La vérification empirique de ce modèle n'est toutefois pas extrêmement convaincante. Les auteurs montrent qu'il existe une corrélation entre le type de propriété des groupes de média et les niveaux de corruption des politiques : plus les médias sont détenus par l'Etat, plus on observe que les politiques sont corrompus. Rudiger Ahrend trouve lui aussi un lien entre liberté de la presse et niveau de corruption. Ces études ne montrent cependant que des corrélations, et ne peuvent établir de rapport de causalité entre presse indépendante et qualité de la « gouvernance ».

Une autre étude, historique celle là, menée par Gentzkow, Glaeser et Goldin porte sur l'évolution de l'indépendance de la presse aux Etats Unis : alors qu'aux alentours de 1870, la presse était avant tout partisane, revendiquant son affiliation à un parti, la croissance de l'industrie des médias et de la concurrence entre eux a entraîné le développement d'une presse indépendante (la part de journaux se déclarant indépendants est passée de 11% en 1870 à 62% en 1920, selon les auteurs).
On peut constater sur le graphe 1 l'augmentation massive de la circulation des journaux sur la période :


Etudiant le traitement médiatique de deux scandales politiques, celui du Crédit Mobilier au début des années 1870 et celui du « Teapot Dome » dans les années 20, ils montrent que la couverture de ceux ci est biaisée dans les journaux partisans (quel que soit le scandale) mais est relativement objective dans les journaux indépendants, la différence entre les deux périodes étant alors que le nombre et la diffusion des journaux indépendants était beaucoup plus importante dans les années 20, offrant donc à la population dans son ensemble une couverture bien plus objective des événements. Les auteurs proposent plusieurs mesures du biais dans le traitement de l'information. L'une d'entre elle est l'utilisation récurrente des termes « diffamation » (slander) et « honnête » (honest) qui biaisent l'information dans un sens ou dans un autre sans apporter d'élément factuel. Ils montrent alors que le recours à ce type de terme (déflaté par le mot neutre « Janvier », pour tenir compte de l'évolution de la taille des journaux) va décroître avec le développement de la presse indépendante.


Les auteurs suggèrent alors que ce développement d'une presse indépendante n'est peut être pas sans lien avec la diminution massive de la corruption observée à la même époque aux Etats Unis, sans toutefois réussir à démontrer le lien de causalité.
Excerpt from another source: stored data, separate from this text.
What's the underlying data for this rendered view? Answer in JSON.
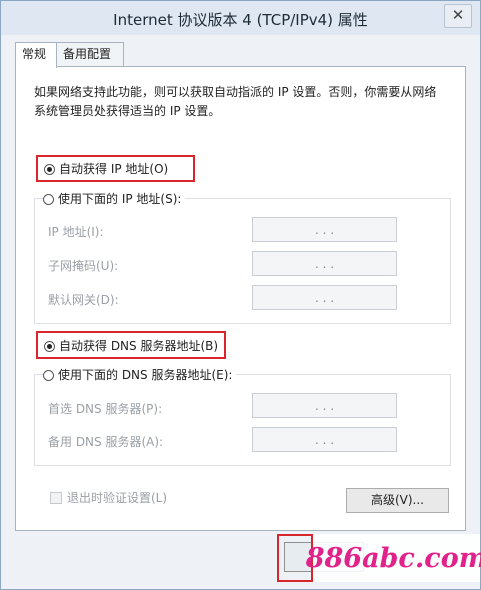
{
  "window": {
    "title": "Internet 协议版本 4 (TCP/IPv4) 属性",
    "close_glyph": "✕"
  },
  "tabs": [
    {
      "label": "常规"
    },
    {
      "label": "备用配置"
    }
  ],
  "general": {
    "description": "如果网络支持此功能，则可以获取自动指派的 IP 设置。否则，你需要从网络系统管理员处获得适当的 IP 设置。",
    "auto_ip_label": "自动获得 IP 地址(O)",
    "manual_ip_label": "使用下面的 IP 地址(S):",
    "ip_fields": [
      {
        "label": "IP 地址(I):",
        "value": ". . ."
      },
      {
        "label": "子网掩码(U):",
        "value": ". . ."
      },
      {
        "label": "默认网关(D):",
        "value": ". . ."
      }
    ],
    "auto_dns_label": "自动获得 DNS 服务器地址(B)",
    "manual_dns_label": "使用下面的 DNS 服务器地址(E):",
    "dns_fields": [
      {
        "label": "首选 DNS 服务器(P):",
        "value": ". . ."
      },
      {
        "label": "备用 DNS 服务器(A):",
        "value": ". . ."
      }
    ],
    "validate_label": "退出时验证设置(L)",
    "advanced_label": "高级(V)..."
  },
  "watermark": "886abc.com",
  "colors": {
    "highlight": "#d9262c",
    "watermark": "#e0228a"
  }
}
La difficulté de la démonstration du lien causal entre indépendance de la presse et qualité de la politique provient du fait que ces deux variables sont déterminées conjointement : les endroits dans lesquels la presse n’est pas indépendante peuvent l’être parce que les politiques corrompus font en sorte que celle-ci le soit, et vice versa. Il est donc délicat de déterminer si c’est bien l'absence d' indépendance de la presse qui fait le mauvais politicien, ou le mauvais politicien qui fait l'absence d' indépendance de la presse. Snyder et Strömberg proposent une manière originale de résoudre ce problème en utilisant le découpage des circonscriptions américaines. Ils montrent en effet que le découpage des circonscriptions ne correspond généralement pas au découpage des marchés des médias locaux, ce qui rend la couverture de l’actualité de politique locale difficile pour les médias : si les lecteurs d’un journal, par exemple, sont tous concentrés dans une seule circonscription, alors l’actualité politique de cette circonscription les intéressera, et sera traitée par le journal. Si par contre, les lecteurs du journal sont répartis sur plusieurs circonscriptions, la couverture d’un évènement politique d’une circonscription n’intéressera que peu les lecteurs des autres circonscriptions. Il s’en suit que la couverture des événements politiques locaux sera d’autant plus complète que les marchés des média locaux correspondent aux frontières des circonscriptions électorales (circonscription et marché des média sont alors dits « congruents »). Snyder et Strömberg montrent alors que les élus de régions où marché des médias et circonscription sont très « congruents » sont plus actifs (et obtiennent plus de fonds pour leur circonscription) que ceux dont la circonscription est moins « congruente » d’avec le marché des médias locaux.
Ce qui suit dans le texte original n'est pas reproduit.